Итальянец, видимо, никак не ожидавший такого оборота, даже затрясся от охватившей его внезапной радости. Он начал рассыпаться в уверениях своей преданности, но Потемкин отпустил его, сказал, что он верит и что теперь некогда ему слушать.
– Так что мне пока некого провожать до границы, ваша светлость? – усмехнулся Цветинский, когда Тубини вышел.

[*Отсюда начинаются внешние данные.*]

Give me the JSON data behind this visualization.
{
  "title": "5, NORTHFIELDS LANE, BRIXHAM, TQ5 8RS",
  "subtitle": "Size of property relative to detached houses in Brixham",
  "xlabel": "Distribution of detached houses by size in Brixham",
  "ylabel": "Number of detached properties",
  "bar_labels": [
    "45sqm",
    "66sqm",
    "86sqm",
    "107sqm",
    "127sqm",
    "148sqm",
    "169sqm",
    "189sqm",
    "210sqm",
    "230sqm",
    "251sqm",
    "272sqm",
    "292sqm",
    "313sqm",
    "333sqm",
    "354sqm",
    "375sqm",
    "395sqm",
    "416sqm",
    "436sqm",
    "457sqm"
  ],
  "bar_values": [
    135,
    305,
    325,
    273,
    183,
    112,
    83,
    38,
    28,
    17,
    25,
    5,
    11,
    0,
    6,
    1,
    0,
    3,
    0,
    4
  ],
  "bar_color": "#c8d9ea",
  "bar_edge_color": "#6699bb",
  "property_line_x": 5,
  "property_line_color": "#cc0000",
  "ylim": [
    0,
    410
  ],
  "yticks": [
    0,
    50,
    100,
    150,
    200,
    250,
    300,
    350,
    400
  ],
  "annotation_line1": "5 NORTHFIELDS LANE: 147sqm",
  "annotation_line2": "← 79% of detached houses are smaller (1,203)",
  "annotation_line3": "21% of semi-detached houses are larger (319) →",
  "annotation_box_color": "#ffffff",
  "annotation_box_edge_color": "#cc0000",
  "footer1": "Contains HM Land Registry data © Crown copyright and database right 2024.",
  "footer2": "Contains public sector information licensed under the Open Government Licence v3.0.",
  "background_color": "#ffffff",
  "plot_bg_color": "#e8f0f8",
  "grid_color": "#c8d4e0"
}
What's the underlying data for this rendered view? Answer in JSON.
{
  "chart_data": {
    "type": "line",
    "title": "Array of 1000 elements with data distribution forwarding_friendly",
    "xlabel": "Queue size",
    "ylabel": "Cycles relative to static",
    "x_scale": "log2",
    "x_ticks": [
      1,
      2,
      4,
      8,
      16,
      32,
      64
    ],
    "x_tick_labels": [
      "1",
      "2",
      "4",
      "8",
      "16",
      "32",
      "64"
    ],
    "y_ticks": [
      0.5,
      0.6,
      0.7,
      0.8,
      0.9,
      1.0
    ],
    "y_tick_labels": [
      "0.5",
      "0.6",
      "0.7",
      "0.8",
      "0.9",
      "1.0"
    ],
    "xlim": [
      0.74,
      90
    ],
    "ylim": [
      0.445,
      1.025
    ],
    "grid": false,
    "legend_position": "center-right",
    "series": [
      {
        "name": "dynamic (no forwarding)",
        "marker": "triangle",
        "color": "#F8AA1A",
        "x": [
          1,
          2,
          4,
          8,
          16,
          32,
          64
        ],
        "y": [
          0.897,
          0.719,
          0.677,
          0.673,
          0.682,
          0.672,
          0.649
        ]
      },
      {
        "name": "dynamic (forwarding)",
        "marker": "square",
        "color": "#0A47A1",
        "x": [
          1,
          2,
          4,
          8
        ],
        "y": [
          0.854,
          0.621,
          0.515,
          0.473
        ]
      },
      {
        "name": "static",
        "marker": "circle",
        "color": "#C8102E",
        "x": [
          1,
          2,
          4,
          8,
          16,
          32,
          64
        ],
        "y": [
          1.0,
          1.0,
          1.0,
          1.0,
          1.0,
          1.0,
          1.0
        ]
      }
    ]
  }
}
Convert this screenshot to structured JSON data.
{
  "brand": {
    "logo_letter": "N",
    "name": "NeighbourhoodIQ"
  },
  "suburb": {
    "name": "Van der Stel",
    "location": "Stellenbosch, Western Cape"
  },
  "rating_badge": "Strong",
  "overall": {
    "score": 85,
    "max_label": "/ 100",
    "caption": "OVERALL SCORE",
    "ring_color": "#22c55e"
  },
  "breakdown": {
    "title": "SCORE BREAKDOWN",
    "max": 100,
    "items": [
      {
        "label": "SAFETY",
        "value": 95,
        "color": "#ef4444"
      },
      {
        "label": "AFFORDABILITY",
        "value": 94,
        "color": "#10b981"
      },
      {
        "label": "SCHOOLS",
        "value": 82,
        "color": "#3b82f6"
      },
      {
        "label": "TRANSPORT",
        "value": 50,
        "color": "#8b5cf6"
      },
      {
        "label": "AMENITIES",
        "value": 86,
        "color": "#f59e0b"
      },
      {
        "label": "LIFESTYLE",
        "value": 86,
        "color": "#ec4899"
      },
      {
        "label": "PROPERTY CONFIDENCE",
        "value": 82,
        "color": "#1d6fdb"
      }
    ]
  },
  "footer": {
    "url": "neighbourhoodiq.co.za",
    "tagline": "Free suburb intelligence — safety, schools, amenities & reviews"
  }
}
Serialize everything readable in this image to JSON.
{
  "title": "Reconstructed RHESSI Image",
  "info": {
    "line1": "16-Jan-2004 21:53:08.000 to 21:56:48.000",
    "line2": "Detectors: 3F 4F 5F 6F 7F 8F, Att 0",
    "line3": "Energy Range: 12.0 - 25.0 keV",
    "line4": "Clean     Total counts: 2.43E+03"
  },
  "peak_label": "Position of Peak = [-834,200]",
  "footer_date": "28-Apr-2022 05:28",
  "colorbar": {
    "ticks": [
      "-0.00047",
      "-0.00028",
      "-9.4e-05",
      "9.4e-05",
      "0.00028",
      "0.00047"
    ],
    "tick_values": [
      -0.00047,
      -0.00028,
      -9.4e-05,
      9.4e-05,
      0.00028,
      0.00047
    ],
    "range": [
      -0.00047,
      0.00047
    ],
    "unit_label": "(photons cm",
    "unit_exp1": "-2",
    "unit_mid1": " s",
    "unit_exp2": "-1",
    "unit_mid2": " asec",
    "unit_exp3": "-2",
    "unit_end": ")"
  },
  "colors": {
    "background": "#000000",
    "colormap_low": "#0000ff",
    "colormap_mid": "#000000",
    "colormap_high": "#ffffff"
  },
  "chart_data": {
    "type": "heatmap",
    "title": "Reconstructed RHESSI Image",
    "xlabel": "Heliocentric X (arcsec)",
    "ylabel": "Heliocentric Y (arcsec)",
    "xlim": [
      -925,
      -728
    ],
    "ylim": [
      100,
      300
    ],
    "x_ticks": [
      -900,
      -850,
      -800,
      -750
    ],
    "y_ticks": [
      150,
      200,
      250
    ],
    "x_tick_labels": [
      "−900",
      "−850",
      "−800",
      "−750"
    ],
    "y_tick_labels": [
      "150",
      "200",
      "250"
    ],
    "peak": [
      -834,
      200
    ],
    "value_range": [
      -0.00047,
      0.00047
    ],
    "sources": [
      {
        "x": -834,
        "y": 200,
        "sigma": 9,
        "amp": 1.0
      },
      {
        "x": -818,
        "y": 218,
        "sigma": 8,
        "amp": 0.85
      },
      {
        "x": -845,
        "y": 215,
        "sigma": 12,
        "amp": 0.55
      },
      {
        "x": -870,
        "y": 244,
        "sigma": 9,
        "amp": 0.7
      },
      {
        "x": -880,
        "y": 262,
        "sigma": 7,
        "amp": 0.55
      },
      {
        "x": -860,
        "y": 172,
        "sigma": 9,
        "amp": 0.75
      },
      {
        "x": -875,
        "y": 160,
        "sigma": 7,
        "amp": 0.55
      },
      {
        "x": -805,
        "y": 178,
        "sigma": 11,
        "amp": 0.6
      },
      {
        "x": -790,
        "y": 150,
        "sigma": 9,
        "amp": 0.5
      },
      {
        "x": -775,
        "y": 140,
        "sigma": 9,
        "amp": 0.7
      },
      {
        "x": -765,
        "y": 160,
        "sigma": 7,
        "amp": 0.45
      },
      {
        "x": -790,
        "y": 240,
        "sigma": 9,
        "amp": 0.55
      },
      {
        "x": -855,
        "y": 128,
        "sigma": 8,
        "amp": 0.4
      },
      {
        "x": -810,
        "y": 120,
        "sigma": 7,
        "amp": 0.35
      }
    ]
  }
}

– В свое время, может быть, проводишь, а пока еще рано. Тебе нужны деньги?
– Я никогда еще не брал денег за свои услуги, ваша светлость, – сказал Цветинский, выпрямившись.
– Знаю, знаю, голубчик, но те сведения, которые ты раздобыл, тебе ничего не стоили? Я не хочу, чтобы ты тоже за свой счет работал для меня.
– Ничего, ваша светлость.
– Тогда приходи обедать сегодня. Надо хоть обедом наградить тебя, а я соображу, что тут и как, и потом уговоримся. Ты мне нужен будешь теперь. Надо это дело с планами провести как следует.
А в то самое время, пока Цветинский вел со светлейшим только что приведенную военную беседу, его друг, князь Бессменный, находился в крайнем волнении.
– Нет, вы мне скажите только одно, только одно, – воскликнул он, схватив за руку Кутра-Рари и заглядывая ему в глаза, – вы, который все знает и все может, скажите мне прямо: любит она меня или нет? Только это, только «да» или «нет»!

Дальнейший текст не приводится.